Update the BOOST_PYTHON_MODULE declaration to expose your new class (or struct). Consult the documentation, search engines, sites like Stackoverflow, and the slides as needed. Test that everything works by getting a reasonable response like this:

import vcf
import ourfancylib
iCounter = ourfancylib.islandCounter()
vcf_reader = vcf.Reader(open('/proj/g2015053/nobackup/chr22.phase1_release_v3.20101123.snps_indels_svs.genotypes.refpanel.ALL.vcf.gz', 'r'))
for record in vcf_reader:
    iCounter.addPosition(record.POS)   

print iCounter.maximumStretch(500)

Do a pure Python implementation as well and compare the time (and possibly memory) use for a single and multiple maximumStretch calls with different island lengths.

Extra task 1

Try to get all of this working locally on your own machine. If you can find Boost and Python prebuilt for your distribution/package manager, use them.

Extra task 2

If you have Matlab R2014b or later installed locally, you can try first calling the simple hello_ext extension (you might need to put it in a known Python lib path) with py.hello_ext.greet(), and then test calling your island-finding module, possibly by generating a sequence of randomly spaced markers.

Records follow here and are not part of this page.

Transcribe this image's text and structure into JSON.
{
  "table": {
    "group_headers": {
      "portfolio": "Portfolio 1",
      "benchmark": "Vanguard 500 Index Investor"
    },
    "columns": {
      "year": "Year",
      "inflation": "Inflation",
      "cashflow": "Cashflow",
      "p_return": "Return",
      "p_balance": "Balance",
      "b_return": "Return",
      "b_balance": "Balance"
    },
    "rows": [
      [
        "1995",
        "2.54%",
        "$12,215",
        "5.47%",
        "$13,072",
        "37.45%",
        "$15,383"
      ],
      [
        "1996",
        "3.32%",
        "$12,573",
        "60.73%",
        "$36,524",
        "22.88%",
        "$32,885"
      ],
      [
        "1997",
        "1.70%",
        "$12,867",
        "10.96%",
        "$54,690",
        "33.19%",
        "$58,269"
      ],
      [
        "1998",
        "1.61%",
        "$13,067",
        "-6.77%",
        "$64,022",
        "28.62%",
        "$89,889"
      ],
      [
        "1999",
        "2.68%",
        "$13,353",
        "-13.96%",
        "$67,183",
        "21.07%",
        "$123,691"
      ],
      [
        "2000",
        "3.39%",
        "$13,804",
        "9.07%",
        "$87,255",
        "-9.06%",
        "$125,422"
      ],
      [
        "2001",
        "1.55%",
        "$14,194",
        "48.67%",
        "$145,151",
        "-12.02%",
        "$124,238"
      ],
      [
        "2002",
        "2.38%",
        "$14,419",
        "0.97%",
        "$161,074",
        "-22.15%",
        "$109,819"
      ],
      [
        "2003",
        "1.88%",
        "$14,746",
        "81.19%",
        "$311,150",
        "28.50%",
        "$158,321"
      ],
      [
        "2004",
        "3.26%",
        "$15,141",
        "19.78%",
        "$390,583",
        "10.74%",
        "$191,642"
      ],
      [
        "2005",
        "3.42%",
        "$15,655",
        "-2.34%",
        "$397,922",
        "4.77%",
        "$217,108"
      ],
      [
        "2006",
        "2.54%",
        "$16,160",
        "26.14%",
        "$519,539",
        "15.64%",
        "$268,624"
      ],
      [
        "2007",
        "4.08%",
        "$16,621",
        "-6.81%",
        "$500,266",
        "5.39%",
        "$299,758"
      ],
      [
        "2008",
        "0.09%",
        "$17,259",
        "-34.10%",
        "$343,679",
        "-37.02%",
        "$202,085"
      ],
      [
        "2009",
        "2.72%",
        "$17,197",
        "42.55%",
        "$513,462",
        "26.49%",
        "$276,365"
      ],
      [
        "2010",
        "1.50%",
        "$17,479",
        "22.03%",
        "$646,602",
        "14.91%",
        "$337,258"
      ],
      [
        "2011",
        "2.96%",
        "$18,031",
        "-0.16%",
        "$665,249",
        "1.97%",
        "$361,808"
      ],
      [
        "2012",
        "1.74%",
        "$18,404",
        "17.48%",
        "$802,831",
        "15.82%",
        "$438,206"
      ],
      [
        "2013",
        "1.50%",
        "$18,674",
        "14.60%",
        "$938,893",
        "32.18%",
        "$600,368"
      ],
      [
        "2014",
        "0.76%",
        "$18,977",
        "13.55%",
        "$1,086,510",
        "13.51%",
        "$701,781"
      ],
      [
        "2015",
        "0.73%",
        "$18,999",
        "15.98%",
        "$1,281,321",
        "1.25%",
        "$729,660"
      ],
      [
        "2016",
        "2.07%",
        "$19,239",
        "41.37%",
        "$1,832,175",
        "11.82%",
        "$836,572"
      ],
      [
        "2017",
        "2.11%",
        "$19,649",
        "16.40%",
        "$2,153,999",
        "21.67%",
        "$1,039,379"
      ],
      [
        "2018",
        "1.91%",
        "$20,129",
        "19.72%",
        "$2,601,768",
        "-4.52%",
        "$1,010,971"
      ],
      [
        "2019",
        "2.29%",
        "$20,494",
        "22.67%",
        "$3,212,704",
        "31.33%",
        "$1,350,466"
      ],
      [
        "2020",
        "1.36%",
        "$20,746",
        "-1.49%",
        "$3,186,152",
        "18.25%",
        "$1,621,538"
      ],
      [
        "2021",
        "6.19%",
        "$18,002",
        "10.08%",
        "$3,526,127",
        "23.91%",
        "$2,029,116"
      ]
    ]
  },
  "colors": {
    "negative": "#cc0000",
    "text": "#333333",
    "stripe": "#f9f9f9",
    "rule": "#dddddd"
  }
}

Extra task 3 (mandatory part for day 2)

When this is done, you can consider to exchange more complex types between your C++ library and Python. What if you could simply pass vcf_reader to a new method in islandCounter, that would automatically read all positions? Do you think this would be beneficial for performance? Can you return the full stretch of positions in the stretch as an array or list, rather than just a tuple of the first and last positions?